ナトリウム-硫黄電池は、1967年に米国のフォード社がその原理を発表して以来、これまでに各国の研究機関が開発に取り組んできたが、その耐久性や安全性および経済性を達成することが出来ず、実用製品の開発には至らなかった。
この電池を実用化することができたのは、(1)信頼度の高い大型セラミックス製の固体電解質を安価に製造できる技術が確立できたこと(2)電力設備として長期に亘る耐久性と安全性を維持するためのシール技術や防食技術などを独自に開発し、実フィールドでの技術検証を繰り返すことによって、それぞれの技術の完成度を向上させ、実用化に不可欠な信頼性と経済性が確立できたことである。

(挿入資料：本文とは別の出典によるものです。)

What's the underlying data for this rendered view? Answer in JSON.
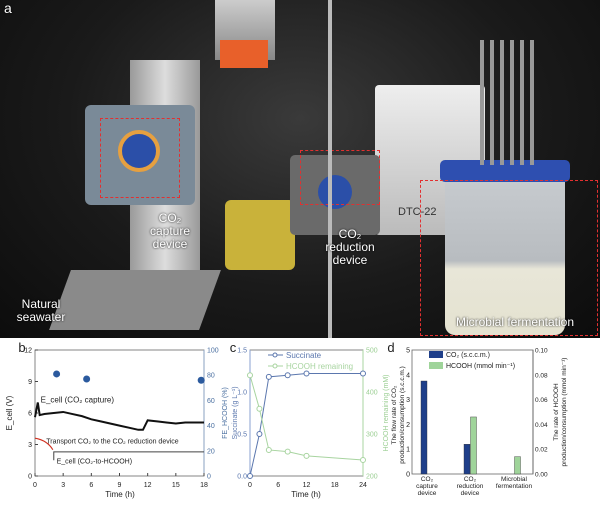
{
  "photo": {
    "panel": "a",
    "labels": {
      "capture": "CO₂\ncapture\ndevice",
      "reduction": "CO₂\nreduction\ndevice",
      "seawater": "Natural\nseawater",
      "fermentation": "Microbial fermentation",
      "chiller": "DTC-22"
    }
  },
  "chart_data": [
    {
      "panel": "b",
      "type": "line+scatter",
      "xlabel": "Time (h)",
      "ylabel": "E_cell (V)",
      "y2label": "FE_HCOOH (%)",
      "xlim": [
        0,
        18
      ],
      "ylim": [
        0,
        12
      ],
      "y2lim": [
        0,
        100
      ],
      "xticks": [
        0,
        3,
        6,
        9,
        12,
        15,
        18
      ],
      "yticks": [
        0,
        3,
        6,
        9,
        12
      ],
      "y2ticks": [
        0,
        20,
        40,
        60,
        80,
        100
      ],
      "series": [
        {
          "name": "E_cell (CO2 capture)",
          "axis": "left",
          "x": [
            0,
            0.3,
            0.5,
            1,
            2,
            3,
            4,
            5,
            6,
            7,
            8,
            9,
            10,
            11,
            11.5,
            12,
            13,
            14,
            15,
            16,
            17,
            18
          ],
          "y": [
            5.6,
            7.0,
            5.8,
            5.9,
            6.0,
            6.1,
            5.9,
            5.7,
            5.4,
            5.2,
            5.0,
            4.8,
            4.6,
            4.4,
            4.4,
            5.3,
            5.2,
            5.1,
            5.0,
            5.1,
            5.1,
            5.1
          ]
        },
        {
          "name": "E_cell (CO2-to-HCOOH)",
          "axis": "left",
          "x": [
            2,
            2,
            18
          ],
          "y": [
            1.5,
            2.3,
            2.3
          ]
        },
        {
          "name": "FE_HCOOH",
          "axis": "right",
          "type": "scatter",
          "x": [
            2.3,
            5.5,
            17.7
          ],
          "y": [
            81,
            77,
            76
          ]
        }
      ],
      "annotations": [
        "E_cell (CO₂ capture)",
        "Transport CO₂ to the CO₂ reduction device",
        "E_cell (CO₂-to-HCOOH)"
      ],
      "colors": {
        "ecell": "#111111",
        "fe": "#2b5a9e",
        "arrow": "#d03020"
      }
    },
    {
      "panel": "c",
      "type": "line",
      "xlabel": "Time (h)",
      "ylabel": "Succinate (g L⁻¹)",
      "y2label": "HCOOH remaining (mM)",
      "xlim": [
        0,
        24
      ],
      "ylim": [
        0,
        1.5
      ],
      "y2lim": [
        200,
        500
      ],
      "xticks": [
        0,
        6,
        12,
        18,
        24
      ],
      "yticks": [
        0.0,
        0.5,
        1.0,
        1.5
      ],
      "y2ticks": [
        200,
        300,
        400,
        500
      ],
      "series": [
        {
          "name": "Succinate",
          "axis": "left",
          "x": [
            0,
            2,
            4,
            8,
            12,
            24
          ],
          "y": [
            0,
            0.5,
            1.18,
            1.2,
            1.22,
            1.22
          ],
          "color": "#5b77ae"
        },
        {
          "name": "HCOOH remaining",
          "axis": "right",
          "x": [
            0,
            2,
            4,
            8,
            12,
            24
          ],
          "y": [
            440,
            360,
            262,
            258,
            248,
            238
          ],
          "color": "#a8d4a0"
        }
      ]
    },
    {
      "panel": "d",
      "type": "bar",
      "categories": [
        "CO₂\ncapture device",
        "CO₂\nreduction device",
        "Microbial\nfermentation"
      ],
      "ylabel": "The flow rate of CO₂ production/consumption (s.c.c.m.)",
      "y2label": "The rate of HCOOH production/consumption (mmol min⁻¹)",
      "ylim": [
        0,
        5
      ],
      "y2lim": [
        0,
        0.1
      ],
      "yticks": [
        0,
        1,
        2,
        3,
        4,
        5
      ],
      "y2ticks": [
        "0.00",
        "0.02",
        "0.04",
        "0.06",
        "0.08",
        "0.10"
      ],
      "series": [
        {
          "name": "CO₂ (s.c.c.m.)",
          "axis": "left",
          "values": [
            3.75,
            1.2,
            null
          ],
          "color": "#1f3f8a"
        },
        {
          "name": "HCOOH (mmol min⁻¹)",
          "axis": "right",
          "values": [
            null,
            0.046,
            0.014
          ],
          "color": "#9fd49a"
        }
      ],
      "legend": "top-left"
    }
  ]
}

2001年より一般需要家への販売を開始しているが、コスト競争の激しいスーパーマーケットを初めとして、高い電力品質を必要とする半導体製造工場や供給信頼度が求められる水道局などへの設置が次々に進んでおり、今後も負荷平準化による電気料金の削減や重要負荷の救済、および地球環境保全に大きく貢献することが期待されている。